Union Defence Minister Rajnath Singh on Friday took an indirect dig at Pakistan, saying that countries that cannot protect their sovereignty become like India’s neighbour.
“Countries which fail to protect their sovereignty become like our neighbouring country...who can’t build their roads on their own, nor walk on them, not even do trade on their own or stop someone from trading,” Singh said while addressing an Armed Forces Flag Day event. India observes December 7 as the Armed Forces Flag Day to honour soldiers.
China’s influence on Islamabad has grown considerably with Beijing indulging in the development of trade and infrastructure in Pakistan, according to the Hindustan Times. Beijing is developing the China-Pakistan Economic Corridor in Pakistan-occupied Kashmir (PoK) as well as the Gwadar port on the Arabian Sea. In addition, several Chinese companies play an important role in Pakistan’s economy.
At the virtual event, Singh praised the armed forces for their effective response in dealing with various security threats to the country, including maintaining India’s territorial integrity and fighting cross-border terrorism.
He said that people should come out in support of the armed forces as well as the families of those killed when on duty. The defence minister also said that the “brave soldiers” were protecting the borders at the time of the coronavirus pandemic when everyone else was indoors. “During the Covid-19 period, the problems of ex-servicemen increased in many ways,” he said about the personnel who have retired. “Despite this, you will be surprised and happy to know that even in this epidemic our ex-servicemen are not behind.”

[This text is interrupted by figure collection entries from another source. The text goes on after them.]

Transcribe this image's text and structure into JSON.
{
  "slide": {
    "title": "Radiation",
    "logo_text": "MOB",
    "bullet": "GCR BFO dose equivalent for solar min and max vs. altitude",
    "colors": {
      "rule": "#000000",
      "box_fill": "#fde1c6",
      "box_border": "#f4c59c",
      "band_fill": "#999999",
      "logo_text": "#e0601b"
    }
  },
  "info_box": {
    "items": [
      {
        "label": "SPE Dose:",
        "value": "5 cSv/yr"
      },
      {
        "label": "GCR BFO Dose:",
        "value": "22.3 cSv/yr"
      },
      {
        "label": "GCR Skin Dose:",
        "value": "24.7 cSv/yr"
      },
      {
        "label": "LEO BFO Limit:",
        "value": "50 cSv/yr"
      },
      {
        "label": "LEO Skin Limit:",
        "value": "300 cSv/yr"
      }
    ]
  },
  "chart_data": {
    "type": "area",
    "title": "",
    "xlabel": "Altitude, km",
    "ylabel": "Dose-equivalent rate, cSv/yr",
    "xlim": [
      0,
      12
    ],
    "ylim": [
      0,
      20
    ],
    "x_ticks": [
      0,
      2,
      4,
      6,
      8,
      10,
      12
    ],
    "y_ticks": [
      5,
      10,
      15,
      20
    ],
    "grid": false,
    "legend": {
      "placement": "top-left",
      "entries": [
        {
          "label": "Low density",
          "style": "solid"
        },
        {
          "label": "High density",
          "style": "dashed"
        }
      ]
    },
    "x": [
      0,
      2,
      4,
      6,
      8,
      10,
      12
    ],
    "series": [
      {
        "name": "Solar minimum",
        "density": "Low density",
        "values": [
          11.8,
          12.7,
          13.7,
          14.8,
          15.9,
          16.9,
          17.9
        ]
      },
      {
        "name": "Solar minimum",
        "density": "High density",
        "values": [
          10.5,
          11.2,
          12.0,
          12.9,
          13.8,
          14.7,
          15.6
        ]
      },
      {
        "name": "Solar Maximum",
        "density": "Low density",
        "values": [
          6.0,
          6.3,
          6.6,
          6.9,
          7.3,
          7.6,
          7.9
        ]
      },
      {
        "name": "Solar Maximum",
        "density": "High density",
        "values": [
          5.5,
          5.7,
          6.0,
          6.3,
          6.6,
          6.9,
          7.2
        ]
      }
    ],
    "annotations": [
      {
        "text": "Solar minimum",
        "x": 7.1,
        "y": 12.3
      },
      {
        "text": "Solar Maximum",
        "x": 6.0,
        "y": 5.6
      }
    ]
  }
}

The defence minister appealed to people to contribute to the Armed Forces Flag Day Fund. “In the war of 1962, the people of this country had happily donated ‘hot wool to warm blood’ at the call of the country,” he said. “There was no count of money or jewellery. This is our feeling towards the country.”
Singh also recalled the Galwan border tension with China and said that there is no doubt that the armed forces are the ones who protect the country and its interests.
China and India have been engaged in a border standoff in the eastern Ladakh region since May. The tensions along the Line of Actual Control started with initial scuffles that led to a pitched battle – without firearms – in June that saw 20 Indian soldiers killed. Beijing, however, refused to release casualty numbers on its side. Both India and China have accused each other of crossing into rival territory and of firing shots for the first time in 45 years.
Military heads of the two countries have engaged in several rounds of talks over the last few months but they have failed to break the impasse.